妻の実家のある秋田でセカンドオピニオンを受け、新しく主治医を見つけた智秀さん。智秀さんの手の震えなどの症状は、実は薬の副作用だったことが判明し、まずは副作用の解消に取り組みました。医師との相性も良く、今は副作用も無くなり、通院しながら減薬に取り組んでいると言います。
智秀さん「小さい頃からの夢だった気象の仕事に就いて、南極での観測に携わるという夢も実現した。40歳までに結婚するという夢も叶った。もう3つも夢が叶って僕は贅沢な男だなと思って、この先は妻と夢を見つけて生きていく人生もいいかなと。ここが人生のターニングポイントだと思ったら踏ん切りがついた」
智秀さんは気象庁の仕事を辞め、そのまま2人で妻の両親が営む雑貨店、エムズコレクタブルズを手伝うことにしたのです。
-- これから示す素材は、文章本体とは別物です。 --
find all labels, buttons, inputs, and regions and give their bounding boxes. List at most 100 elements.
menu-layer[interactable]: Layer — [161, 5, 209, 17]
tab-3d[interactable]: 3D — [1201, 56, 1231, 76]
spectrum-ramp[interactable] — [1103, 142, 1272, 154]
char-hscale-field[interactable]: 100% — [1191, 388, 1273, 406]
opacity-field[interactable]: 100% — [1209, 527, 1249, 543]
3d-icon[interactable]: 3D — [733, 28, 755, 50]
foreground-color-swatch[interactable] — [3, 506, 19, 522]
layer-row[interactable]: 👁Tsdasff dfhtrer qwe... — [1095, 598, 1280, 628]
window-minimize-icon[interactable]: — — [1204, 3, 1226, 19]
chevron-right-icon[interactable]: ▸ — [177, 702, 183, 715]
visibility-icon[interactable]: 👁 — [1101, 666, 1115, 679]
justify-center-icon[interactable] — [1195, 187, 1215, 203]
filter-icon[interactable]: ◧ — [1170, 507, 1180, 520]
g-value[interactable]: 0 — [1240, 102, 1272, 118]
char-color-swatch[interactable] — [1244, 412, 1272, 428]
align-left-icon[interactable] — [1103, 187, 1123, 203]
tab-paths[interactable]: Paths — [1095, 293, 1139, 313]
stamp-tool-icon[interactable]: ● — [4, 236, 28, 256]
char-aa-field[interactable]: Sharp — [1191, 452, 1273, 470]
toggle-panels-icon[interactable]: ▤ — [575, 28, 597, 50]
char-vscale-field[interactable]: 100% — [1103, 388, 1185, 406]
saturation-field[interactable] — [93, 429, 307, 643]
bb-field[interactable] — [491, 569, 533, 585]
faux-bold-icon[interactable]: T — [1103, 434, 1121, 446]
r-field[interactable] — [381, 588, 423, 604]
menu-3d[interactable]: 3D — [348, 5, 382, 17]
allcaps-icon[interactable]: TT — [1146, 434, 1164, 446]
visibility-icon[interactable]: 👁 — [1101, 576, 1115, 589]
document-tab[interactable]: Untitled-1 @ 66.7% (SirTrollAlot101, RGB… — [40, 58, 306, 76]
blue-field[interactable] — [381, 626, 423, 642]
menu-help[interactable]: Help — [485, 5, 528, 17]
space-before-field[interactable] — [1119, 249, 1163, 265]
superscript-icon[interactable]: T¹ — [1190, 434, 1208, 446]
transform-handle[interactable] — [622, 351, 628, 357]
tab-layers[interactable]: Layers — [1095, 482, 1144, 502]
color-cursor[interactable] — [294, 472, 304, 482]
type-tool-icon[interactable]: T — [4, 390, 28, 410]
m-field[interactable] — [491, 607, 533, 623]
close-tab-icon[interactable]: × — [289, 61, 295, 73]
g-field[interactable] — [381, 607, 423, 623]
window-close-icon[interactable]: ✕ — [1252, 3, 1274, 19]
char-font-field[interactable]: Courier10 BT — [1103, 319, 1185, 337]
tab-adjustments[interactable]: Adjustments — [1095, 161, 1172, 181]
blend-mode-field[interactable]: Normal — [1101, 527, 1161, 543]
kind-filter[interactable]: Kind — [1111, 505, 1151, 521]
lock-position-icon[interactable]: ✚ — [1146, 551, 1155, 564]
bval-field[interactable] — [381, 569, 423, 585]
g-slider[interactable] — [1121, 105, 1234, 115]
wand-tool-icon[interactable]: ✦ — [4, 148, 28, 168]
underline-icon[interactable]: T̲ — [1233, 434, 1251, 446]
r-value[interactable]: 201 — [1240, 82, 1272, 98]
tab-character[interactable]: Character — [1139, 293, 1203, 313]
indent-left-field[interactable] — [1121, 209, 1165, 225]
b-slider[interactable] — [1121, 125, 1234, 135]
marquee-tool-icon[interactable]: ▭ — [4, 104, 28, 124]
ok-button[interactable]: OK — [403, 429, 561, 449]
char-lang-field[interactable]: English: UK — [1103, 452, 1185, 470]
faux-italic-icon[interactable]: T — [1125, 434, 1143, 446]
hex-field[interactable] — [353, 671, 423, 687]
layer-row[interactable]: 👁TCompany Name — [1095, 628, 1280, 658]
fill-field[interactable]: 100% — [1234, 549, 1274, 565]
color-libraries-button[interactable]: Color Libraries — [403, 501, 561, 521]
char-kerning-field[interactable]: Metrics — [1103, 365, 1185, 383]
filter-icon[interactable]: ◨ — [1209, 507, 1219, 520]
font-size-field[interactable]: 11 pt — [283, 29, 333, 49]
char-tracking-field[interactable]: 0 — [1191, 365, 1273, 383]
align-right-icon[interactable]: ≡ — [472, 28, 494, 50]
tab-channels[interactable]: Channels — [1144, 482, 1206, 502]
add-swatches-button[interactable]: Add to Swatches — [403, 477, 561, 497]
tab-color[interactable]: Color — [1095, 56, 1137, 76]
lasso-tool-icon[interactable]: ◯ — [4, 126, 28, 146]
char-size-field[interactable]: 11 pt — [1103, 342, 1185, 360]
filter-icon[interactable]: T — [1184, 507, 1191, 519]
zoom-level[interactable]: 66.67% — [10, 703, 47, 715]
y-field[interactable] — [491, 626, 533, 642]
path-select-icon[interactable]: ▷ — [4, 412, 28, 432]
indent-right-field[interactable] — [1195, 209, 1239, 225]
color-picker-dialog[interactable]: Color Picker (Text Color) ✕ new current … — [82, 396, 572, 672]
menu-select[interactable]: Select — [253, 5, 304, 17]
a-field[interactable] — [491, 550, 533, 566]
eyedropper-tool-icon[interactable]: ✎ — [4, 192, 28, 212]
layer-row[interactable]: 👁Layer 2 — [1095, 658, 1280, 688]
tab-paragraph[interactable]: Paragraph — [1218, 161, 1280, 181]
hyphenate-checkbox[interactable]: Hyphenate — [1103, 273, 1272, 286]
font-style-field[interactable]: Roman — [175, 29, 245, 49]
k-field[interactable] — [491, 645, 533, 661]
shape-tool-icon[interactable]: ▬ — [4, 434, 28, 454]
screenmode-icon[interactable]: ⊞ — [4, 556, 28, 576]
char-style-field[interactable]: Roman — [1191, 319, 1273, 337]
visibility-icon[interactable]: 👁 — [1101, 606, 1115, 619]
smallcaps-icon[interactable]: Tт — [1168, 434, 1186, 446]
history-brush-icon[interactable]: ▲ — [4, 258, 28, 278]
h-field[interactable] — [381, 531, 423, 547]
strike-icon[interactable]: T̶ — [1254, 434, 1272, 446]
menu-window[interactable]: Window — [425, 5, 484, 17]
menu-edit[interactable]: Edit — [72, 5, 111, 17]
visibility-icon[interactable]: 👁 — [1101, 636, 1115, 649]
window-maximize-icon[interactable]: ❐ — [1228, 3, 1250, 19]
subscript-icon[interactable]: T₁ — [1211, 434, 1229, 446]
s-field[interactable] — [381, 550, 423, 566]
今は、店での接客のサポートの他、オンラインショップの運営を智秀さんと百子さんが担っています。全くの畑違いの仕事、そして初めての接客業。なかなか簡単にはいきませんが、徐々に手応えを感じています。
智秀さん「これだけ元気になれたのは、妻の両親のおかげだと思っていて、お世話になった分恩返しをしたいという想いはある。また、妻が接客の仕事でイキイキしている姿を近くで見られるのは、素直に嬉しい。妻の笑顔をたくさん見られることが『嫁ターン』のメリットなのかもしれない」
智秀さん「新しい土地でフレッシュな気持ちになれてメリットが大きい半面、コロナ禍の影響もあって茨城県に暮らす自分の両親との物理的な距離が遠くなっている。そこが少し辛いと感じることもある」
実は、智秀さんと百子さんは最近妻の実家での同居を卒業し、2人だけで近くの家で生活を始めました。
百子さん「一度実家を出てから再び同居をするのは、親子といえども難しい面もある。特に仕事も生活も一緒なので、性格が似ている母と娘がぶつかり、喧嘩になることも。嫁ターン=同居ではなく、それぞれベストな形があると思う」
智秀さん「共通の趣味を見つけることは、嫁ターンの潤滑油になる。うちの場合は麻雀で、月に1回から2回は家族麻雀を楽しんでいる。妻の両親を含めみんなを笑顔にしていきたい」
妻の両親と自分達夫婦、2組の夫婦に笑顔をもたらした嫁ターンという名の移住。お店のお客さんや周囲の人たちも巻き込み、智秀さん百子さん夫婦の未来予想図は、さらにたくさんの笑顔で彩られていきそうです。